Remember The New Year Resolutions You Didn’t Keep?

Bridget Jones

Did you look at the calendar on your phone this morning and die a little bit inside when you saw it was July 1st? We are now officially past the mid-point of the year, and while this means we’re closer to the cosy sap-fest that is Christmas, it also means time is flying, and 2015 is halfway done. Which means Reflection Time on how much we have achieved during the Year of the Sheep so far. Or rather, which New Year’s Resolutions we didn’t solemnly keep.

So, let’s all have a collective flinch and raise some cocktail glasses – by cocktail we mean any kind of alcohol plus ice – if you didn’t do the following so far this year:

  • Run a 10K fun run in aid of charity. (Can we just sponsor someone else come payday?)
  • Buy a spiralizer. (Blame the Hemsley sisters and their glowing heads for this bank statement entry.)
  • Use the spiralizer you spent a small fortune on. (You say the courgette is a versatile vegetable, we say bring back the potato, that darling boils in no time.)
  • Open the cookbooks you binge bought on Amazon after you binge ate the entire chipper on New Year’s Eve. (This 5-week journey to sugar-free is taking a little bit longer than anticipated.)
  • Take up yoga and pilates. (Does stretching every morning in bed count?)
  • Learn French. (To be honest, we’re more interested in learning Dutch because of The Age of Adaline and Game of Thrones actor Michiel Huisman.)
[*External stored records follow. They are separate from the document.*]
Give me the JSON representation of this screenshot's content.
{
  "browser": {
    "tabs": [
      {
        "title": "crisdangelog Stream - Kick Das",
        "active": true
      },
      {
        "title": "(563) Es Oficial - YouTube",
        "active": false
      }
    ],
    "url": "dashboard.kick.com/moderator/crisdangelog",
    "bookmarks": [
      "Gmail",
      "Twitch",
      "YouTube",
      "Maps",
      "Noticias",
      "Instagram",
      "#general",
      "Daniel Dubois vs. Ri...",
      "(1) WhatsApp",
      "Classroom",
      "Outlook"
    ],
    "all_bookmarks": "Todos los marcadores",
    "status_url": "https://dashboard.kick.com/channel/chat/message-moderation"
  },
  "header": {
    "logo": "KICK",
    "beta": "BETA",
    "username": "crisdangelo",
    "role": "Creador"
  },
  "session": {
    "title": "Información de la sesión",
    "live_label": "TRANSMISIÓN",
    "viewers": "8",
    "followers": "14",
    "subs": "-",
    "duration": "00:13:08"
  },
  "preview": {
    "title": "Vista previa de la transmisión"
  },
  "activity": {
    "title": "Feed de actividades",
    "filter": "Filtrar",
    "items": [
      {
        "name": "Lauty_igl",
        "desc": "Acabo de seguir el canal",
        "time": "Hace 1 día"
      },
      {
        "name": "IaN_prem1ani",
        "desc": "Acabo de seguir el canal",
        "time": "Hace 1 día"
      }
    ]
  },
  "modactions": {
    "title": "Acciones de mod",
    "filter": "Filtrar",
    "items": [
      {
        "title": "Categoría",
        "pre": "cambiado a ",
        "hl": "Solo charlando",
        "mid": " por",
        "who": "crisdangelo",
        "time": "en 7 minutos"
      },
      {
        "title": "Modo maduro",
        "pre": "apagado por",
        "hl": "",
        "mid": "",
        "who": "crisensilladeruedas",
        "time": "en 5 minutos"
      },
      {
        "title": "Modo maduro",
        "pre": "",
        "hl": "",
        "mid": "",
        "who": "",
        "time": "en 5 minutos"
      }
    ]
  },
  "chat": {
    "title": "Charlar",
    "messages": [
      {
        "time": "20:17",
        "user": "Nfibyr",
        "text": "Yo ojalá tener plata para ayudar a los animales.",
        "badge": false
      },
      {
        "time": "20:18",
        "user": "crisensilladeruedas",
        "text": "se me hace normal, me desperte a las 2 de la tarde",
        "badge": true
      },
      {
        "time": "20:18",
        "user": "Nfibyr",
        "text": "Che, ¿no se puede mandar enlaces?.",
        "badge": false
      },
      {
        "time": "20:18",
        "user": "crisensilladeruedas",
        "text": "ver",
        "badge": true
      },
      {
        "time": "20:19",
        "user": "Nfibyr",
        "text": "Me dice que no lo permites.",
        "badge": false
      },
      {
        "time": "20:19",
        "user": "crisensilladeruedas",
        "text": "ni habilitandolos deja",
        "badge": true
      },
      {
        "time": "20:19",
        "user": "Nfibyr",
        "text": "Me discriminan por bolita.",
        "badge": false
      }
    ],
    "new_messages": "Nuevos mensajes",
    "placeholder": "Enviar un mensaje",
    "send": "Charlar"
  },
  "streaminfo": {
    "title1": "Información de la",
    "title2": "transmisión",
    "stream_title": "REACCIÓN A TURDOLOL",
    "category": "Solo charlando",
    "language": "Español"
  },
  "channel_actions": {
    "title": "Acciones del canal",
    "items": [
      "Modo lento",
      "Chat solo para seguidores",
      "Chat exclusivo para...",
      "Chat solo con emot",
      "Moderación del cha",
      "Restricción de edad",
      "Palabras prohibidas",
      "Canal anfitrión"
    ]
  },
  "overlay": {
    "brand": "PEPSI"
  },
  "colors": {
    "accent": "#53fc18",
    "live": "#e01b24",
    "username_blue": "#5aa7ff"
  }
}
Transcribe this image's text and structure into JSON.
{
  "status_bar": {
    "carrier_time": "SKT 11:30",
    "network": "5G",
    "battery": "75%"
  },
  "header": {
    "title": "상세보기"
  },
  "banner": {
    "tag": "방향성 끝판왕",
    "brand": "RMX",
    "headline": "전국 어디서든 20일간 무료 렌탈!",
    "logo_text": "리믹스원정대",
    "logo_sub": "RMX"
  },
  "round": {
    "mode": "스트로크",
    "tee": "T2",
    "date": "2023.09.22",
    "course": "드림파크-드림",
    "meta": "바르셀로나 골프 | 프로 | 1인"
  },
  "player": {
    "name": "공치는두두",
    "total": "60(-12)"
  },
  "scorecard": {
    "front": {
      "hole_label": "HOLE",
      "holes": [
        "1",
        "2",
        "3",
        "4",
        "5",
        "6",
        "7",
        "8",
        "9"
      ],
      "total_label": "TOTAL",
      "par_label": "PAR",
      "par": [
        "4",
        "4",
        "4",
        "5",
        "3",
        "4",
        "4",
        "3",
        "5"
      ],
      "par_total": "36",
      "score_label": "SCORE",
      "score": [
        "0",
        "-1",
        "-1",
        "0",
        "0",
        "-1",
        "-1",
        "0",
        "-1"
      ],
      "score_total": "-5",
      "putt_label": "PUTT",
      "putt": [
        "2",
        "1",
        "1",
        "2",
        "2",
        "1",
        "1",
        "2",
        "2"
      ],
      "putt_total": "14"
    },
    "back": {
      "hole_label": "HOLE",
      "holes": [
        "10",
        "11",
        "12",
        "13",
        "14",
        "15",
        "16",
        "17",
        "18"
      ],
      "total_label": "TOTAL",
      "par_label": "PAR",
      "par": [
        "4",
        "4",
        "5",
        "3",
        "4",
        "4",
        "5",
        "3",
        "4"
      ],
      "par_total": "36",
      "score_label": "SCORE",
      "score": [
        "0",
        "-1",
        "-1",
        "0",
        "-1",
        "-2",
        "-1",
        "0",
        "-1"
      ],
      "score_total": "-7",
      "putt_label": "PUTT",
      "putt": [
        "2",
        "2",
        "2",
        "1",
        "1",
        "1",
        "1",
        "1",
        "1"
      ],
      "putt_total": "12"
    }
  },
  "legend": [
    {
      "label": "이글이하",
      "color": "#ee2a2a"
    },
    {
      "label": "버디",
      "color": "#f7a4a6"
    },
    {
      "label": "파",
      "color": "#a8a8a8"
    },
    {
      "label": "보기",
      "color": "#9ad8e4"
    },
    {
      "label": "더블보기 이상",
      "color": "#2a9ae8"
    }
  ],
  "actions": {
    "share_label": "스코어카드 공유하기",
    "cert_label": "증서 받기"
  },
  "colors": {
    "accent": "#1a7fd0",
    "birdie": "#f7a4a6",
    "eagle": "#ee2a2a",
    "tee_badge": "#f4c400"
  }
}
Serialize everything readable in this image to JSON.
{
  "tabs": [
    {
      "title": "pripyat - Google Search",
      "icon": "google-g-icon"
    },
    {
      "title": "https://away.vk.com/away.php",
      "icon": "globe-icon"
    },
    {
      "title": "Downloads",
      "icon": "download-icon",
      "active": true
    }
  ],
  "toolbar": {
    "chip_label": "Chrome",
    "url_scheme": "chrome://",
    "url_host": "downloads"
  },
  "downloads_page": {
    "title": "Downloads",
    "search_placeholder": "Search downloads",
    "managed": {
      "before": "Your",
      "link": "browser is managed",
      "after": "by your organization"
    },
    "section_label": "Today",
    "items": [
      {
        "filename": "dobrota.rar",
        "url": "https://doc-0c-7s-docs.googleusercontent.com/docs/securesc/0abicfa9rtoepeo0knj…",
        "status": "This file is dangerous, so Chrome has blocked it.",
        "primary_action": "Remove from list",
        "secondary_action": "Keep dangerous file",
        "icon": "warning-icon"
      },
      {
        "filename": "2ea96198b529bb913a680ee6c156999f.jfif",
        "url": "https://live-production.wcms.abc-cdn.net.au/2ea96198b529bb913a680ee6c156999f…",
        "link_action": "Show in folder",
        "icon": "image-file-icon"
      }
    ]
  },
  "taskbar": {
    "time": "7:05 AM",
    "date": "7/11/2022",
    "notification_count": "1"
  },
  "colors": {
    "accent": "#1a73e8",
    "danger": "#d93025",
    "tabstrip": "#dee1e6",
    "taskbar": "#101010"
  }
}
It’s time for #TheDancewithDragons… Are you ready?! #GoTSeason5 @gameofthrones A photo posted by Michiel Huisman (@michielhuisman) on

  • Give up your daily chai latte habit. (Some people take happy pills, we need overpriced heated milk to not go crazy on a regular basis.)
  • Ask more questions regarding your pension plane beyond “Am I f***ed?” (If we read the entire newspaper every day we’d have a necessary botox habit.)
  • Go to the gym three times a week. (Replace ‘go’ with ‘watch’ and ‘gym’ with ‘The Good Wife’.)
  • Make your own granola. (If we made our own cereal then how can we support the hardworking farmers who are trying to sell their tasty granola, explain that one economists?)
  • Keep a journal. (Somedays are just too grim to chronicle, especially if they involve commuting and manspreading.)
  • Work on your personal brand across social media. (Actually, it might be a good idea to go back through your Facebook and delete some old photos. Especially if they involve dressing as a Playboy bunny when you were 19 because potential political career reasons.)
  • Making a sartorial effort in work and dressing for the job you want. (If I dress like a 12-year-old girl from 2003 will everyone leave me alone and let me read Harry Potter instead of doing any work?)
  • Stop comparing your real life to other people’s online lives. (“You only woke up like that because of the Valencia filter” = us talking to our phones every Sunday morning.)